Primordial Gravitational Waves from Scalar Backreaction in Axion-SU(2) Inflation

TL;DR

This paper numerically investigates how strong scalar backreaction in axion-SU(2) inflation affects gravitational wave production, revealing potential signals detectable by LISA.

Contribution

It provides the first numerical analysis of scalar backreaction effects during spectator chromo-natural inflation with decaying spectator sector.

Findings

Scalar backreaction amplifies perturbations and alters background dynamics.

The gauge field decays rapidly due to an effective quartic potential.

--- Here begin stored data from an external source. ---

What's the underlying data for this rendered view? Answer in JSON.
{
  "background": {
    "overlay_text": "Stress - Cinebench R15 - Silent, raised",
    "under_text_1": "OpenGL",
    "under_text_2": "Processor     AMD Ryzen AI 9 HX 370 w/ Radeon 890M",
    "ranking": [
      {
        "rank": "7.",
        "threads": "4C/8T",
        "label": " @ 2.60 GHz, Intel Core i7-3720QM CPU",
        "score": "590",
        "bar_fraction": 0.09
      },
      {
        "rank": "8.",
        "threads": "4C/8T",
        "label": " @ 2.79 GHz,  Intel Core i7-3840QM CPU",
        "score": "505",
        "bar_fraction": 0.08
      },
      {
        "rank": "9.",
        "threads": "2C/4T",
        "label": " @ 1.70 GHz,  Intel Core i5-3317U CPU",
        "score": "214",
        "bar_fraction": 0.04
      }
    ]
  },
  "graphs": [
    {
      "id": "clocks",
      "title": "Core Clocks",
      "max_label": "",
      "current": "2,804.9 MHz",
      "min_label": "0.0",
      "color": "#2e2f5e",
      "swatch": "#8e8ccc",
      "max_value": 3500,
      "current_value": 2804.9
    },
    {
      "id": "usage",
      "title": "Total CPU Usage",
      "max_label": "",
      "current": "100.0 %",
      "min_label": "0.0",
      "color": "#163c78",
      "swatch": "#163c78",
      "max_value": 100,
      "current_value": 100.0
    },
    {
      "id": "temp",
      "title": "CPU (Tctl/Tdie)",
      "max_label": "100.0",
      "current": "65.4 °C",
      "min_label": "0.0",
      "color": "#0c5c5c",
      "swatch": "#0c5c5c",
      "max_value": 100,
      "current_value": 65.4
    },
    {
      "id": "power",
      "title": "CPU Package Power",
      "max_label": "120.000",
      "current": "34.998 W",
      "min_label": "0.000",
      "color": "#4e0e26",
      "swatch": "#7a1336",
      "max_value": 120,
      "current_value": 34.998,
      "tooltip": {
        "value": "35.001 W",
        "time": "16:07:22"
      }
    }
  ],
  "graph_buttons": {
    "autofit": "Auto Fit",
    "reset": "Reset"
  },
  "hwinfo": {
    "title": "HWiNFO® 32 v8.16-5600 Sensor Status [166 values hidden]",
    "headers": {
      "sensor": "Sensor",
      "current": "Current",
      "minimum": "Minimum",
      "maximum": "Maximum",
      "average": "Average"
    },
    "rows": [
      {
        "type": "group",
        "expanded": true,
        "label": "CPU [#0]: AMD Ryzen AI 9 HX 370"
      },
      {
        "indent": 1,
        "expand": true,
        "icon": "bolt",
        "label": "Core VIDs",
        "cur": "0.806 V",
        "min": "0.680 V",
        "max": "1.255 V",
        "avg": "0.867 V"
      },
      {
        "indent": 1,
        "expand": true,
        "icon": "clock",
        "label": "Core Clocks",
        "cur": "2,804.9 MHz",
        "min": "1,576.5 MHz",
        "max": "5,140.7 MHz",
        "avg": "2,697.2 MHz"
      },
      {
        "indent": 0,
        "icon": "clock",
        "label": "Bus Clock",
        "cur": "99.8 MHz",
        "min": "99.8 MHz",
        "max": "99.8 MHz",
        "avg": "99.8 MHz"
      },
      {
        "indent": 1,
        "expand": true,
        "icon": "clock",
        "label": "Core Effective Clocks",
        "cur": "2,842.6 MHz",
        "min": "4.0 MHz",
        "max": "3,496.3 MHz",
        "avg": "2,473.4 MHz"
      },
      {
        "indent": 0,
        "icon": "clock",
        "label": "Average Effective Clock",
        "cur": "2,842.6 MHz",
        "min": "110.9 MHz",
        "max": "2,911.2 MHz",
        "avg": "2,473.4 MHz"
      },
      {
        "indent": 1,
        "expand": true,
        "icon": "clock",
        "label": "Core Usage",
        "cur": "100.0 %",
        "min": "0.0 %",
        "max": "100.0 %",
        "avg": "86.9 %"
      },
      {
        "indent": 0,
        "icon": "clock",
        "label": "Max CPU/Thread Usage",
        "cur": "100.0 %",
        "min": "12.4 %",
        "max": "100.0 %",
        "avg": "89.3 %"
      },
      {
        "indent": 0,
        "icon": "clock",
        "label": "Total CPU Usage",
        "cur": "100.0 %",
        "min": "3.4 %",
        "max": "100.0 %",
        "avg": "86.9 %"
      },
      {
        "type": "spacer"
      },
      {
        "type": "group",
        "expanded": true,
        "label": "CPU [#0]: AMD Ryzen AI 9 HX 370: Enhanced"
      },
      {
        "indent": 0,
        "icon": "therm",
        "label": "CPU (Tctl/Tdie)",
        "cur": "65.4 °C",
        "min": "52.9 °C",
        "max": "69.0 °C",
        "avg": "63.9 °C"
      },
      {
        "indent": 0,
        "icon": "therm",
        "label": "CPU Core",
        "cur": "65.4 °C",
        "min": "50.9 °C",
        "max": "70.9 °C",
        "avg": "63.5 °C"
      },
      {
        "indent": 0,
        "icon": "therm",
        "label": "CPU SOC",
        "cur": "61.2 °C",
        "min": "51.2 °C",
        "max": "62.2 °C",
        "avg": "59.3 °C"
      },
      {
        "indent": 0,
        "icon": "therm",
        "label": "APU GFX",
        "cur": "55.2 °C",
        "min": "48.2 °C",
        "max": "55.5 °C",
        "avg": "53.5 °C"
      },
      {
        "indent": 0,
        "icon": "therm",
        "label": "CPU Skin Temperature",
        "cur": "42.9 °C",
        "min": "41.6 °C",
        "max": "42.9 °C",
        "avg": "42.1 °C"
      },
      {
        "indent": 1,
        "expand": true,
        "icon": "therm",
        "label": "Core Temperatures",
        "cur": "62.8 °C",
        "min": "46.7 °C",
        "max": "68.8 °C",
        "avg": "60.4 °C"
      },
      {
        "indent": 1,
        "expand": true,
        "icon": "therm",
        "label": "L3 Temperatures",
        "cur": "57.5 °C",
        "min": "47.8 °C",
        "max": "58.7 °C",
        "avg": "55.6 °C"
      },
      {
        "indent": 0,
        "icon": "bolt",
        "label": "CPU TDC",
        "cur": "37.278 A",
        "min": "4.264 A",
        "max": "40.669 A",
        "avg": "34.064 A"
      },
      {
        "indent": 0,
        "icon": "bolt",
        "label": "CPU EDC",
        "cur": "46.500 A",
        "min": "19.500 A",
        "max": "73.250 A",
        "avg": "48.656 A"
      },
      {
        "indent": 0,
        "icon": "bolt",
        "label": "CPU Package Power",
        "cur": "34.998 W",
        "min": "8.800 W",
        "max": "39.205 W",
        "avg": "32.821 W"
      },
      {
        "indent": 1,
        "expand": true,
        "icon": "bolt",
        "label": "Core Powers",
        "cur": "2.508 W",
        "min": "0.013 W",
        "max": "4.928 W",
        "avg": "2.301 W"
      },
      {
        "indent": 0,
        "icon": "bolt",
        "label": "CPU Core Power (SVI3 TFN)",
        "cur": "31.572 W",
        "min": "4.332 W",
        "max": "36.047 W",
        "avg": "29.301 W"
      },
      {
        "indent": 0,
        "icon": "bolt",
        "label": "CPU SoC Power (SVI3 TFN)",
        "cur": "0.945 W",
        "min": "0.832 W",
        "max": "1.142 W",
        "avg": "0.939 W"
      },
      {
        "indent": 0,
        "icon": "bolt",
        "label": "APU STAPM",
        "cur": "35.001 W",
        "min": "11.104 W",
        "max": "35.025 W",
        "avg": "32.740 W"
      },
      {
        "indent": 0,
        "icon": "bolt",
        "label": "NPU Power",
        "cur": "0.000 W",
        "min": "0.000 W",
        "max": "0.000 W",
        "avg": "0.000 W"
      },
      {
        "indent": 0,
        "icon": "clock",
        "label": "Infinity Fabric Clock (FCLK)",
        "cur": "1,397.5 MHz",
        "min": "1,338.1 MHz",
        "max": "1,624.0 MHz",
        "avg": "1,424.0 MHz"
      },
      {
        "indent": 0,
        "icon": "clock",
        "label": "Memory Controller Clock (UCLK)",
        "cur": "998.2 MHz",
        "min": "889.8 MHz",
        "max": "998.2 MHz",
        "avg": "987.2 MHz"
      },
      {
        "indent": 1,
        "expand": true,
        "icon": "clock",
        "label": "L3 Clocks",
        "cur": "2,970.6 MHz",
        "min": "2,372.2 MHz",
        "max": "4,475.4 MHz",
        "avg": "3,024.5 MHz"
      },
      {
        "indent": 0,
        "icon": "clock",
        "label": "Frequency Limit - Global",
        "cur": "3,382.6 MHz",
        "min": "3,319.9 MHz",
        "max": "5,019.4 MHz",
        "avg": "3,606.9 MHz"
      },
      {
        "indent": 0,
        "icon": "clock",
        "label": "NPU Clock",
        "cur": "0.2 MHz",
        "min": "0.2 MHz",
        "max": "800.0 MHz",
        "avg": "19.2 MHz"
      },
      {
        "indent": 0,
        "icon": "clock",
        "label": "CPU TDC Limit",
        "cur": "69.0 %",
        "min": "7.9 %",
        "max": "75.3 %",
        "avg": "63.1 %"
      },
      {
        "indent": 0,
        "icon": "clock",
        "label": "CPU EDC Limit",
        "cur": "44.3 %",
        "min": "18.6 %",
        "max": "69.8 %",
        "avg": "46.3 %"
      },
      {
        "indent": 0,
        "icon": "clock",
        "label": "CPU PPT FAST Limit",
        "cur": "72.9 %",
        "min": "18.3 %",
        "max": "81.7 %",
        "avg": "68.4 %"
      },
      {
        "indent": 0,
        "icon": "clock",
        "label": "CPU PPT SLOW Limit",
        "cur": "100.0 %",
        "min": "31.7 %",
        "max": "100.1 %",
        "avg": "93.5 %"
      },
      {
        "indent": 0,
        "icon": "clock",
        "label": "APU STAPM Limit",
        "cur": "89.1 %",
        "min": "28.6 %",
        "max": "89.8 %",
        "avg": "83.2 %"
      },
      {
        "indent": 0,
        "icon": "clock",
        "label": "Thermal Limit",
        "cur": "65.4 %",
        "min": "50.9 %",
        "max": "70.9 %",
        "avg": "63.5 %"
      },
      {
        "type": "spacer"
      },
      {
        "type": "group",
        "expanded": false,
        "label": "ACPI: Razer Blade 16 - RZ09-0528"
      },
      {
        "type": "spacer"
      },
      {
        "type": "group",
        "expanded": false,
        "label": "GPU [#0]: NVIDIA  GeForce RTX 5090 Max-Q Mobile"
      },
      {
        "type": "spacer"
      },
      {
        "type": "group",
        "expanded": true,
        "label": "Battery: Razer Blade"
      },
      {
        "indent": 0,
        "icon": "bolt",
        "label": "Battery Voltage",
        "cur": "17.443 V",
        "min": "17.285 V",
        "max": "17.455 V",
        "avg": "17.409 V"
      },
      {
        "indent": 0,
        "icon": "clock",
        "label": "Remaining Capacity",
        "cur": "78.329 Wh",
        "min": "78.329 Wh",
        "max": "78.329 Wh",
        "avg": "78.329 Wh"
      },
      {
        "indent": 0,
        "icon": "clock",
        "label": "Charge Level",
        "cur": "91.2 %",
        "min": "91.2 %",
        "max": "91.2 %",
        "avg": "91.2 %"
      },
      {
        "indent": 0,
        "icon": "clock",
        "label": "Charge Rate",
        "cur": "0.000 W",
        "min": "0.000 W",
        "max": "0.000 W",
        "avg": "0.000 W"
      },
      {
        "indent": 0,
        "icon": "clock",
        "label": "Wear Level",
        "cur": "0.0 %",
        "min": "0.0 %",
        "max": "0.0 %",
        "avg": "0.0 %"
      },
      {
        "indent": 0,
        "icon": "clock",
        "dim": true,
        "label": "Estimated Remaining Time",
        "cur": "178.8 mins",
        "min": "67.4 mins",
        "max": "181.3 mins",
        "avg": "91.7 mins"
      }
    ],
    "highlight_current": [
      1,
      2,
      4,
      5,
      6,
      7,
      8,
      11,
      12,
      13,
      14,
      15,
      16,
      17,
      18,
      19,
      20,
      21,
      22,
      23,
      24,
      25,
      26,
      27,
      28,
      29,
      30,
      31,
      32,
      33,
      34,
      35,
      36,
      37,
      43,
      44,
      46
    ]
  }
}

Predicted gravitational wave signals may peak at interferometer scales and be detectable by LISA.

Abstract

In this work, we perform the first numerical study of strong scalar backreaction in spectator chromo-natural inflation (SCNI) in the case where the spectator sector decays during inflation. The tachyonic instability in scalar fluctuations, activated as the system crosses the $m_Q = \sqrt{2}$ threshold, amplifies perturbations and may significantly alter the background dynamics. The strong scalar backreaction regime introduces an effective quartic term in the potential for the gauge field background that rapidly drives it to zero, accelerating the axion-gauge system decay. We describe the dynamics of such decay and derive the gravitational wave spectrum for a set of benchmark parameters. Interestingly, the signal may peak at interferometer scales and lie within LISA's projected sensitivity.